Bei einem Standardstrahlwinkel von 15 Grad ergibt eine Montage in etwa 2,5 m Höhe in einem typischen Raum meist eine ausgewogene thermische Verteilung. Wird die Höhe verändert, ändert sich direkt die Wattzahl pro Quadratmeter am Boden.
Das Kernstück: Quarzrohr und robuste Verbindung
Im Inneren verwenden wir ein Quarzrohr mit Halogenfaden. Diese Anordnung erwärmt sich schnell und erzeugt kurzwellige Infrarotstrahlung, die durch die Luft gelangt, ohne diese zu erwärmen. Der Halogenzyklus sorgt dafür, dass der Faden sauber bleibt, wodurch die Zuverlässigkeit der Heizung länger erhalten bleibt.
Für den elektrischen Anschluss verwenden wir R7s-Steckverbinder.
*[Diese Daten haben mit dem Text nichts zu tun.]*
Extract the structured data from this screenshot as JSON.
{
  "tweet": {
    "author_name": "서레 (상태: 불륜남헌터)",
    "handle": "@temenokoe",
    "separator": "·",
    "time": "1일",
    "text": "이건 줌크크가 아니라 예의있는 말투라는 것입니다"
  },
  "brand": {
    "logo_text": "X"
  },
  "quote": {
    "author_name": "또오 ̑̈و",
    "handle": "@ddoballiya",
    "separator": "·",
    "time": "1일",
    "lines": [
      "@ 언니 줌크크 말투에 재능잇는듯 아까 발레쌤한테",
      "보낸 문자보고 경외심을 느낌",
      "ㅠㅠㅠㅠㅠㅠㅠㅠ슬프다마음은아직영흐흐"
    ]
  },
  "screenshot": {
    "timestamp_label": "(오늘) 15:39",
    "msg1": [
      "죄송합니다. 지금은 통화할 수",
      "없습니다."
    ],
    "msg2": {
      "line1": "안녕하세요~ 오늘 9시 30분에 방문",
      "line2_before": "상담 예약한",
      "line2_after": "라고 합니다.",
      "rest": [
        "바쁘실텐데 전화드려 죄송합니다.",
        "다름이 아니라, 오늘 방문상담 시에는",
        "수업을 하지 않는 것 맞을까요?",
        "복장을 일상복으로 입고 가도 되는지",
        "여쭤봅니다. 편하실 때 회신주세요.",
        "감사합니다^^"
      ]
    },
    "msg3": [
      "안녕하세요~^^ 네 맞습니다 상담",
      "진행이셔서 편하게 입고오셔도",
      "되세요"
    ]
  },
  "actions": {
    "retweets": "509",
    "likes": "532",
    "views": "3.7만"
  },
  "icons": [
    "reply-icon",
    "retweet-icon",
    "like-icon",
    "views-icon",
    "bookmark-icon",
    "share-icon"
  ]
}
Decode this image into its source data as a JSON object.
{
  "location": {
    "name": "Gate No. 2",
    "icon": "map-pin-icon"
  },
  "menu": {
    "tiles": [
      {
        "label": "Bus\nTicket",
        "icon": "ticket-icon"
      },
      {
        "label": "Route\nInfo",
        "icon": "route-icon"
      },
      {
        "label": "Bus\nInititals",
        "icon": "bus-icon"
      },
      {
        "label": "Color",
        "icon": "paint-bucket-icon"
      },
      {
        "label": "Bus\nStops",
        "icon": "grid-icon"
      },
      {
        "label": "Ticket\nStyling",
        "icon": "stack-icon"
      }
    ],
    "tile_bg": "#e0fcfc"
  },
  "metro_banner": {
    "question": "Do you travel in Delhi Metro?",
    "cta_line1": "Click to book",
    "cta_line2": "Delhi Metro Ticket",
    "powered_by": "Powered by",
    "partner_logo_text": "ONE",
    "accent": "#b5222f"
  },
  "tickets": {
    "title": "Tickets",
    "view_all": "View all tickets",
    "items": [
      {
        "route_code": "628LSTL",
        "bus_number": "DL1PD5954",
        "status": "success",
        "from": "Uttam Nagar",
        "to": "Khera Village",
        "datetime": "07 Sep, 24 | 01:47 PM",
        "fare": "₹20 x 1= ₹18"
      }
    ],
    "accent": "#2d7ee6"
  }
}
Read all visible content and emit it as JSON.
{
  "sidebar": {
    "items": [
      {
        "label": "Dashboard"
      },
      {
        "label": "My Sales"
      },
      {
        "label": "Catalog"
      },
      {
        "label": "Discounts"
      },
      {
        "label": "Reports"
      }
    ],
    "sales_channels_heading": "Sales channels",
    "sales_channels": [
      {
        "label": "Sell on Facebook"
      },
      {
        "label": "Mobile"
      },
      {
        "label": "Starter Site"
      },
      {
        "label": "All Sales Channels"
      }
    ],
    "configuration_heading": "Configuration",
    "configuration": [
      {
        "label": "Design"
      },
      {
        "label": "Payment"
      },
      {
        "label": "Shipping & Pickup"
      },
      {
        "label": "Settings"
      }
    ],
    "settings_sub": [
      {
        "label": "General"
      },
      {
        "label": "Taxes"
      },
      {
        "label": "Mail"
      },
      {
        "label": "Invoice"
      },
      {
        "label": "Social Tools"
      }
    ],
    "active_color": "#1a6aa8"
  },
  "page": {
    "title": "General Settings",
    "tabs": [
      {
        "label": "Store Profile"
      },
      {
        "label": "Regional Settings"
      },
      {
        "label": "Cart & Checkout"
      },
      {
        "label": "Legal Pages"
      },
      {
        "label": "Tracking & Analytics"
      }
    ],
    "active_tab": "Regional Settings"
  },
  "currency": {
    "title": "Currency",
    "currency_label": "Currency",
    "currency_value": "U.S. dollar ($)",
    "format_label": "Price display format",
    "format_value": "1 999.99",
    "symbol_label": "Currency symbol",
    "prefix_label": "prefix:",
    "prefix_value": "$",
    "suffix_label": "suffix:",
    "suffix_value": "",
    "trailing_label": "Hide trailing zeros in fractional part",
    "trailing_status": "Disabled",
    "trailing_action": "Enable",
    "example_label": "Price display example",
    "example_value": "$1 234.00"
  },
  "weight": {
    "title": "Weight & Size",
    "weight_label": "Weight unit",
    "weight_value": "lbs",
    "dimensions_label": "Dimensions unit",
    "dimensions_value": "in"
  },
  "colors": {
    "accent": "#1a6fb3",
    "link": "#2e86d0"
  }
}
Dieses doppelseitige Stiftdesign ist ein Industriestandard aus gutem Grund: Es bewältigt den hohen Strom, den diese Heizungen ziehen, und bleibt auch bei Vibrationen sicher verbunden. Zudem passt es in die meisten Industriesockel, was die Verkabelung auf der Werkstatt-Ebene erleichtert.
Anwendung am Arbeitsplatz
In Werkstätten oder Produktionsbereichen ist Zeit Geld. Das Ziel ist klar: den Bediener erwärmen, nicht das gesamte Gebäude.
Bei korrekter Montagehöhe und Ausrichtung gelangt die thermische Energie genau dorthin, wo sie benötigt wird. Das reduziert Energieverschwendung und entlastet die Gebäudetechnik (HVAC).
Es gibt jedoch einen Kompromiss: Höhere Wattzahlen bedeuten eine höhere Wärmedichte, was wiederum eine entsprechende Kühlung der umliegenden Anlagen erfordert. Die Kühlung muss auf die Heizleistung abgestimmt sein, um eine Überhitzung benachbarter Maschinen zu vermeiden.
Wird die Höhe korrekt gewählt, entsteht eine klare, gezielte Wärmezone – komfortable Bedingungen für Personen bei minimalem Energieverbrauch.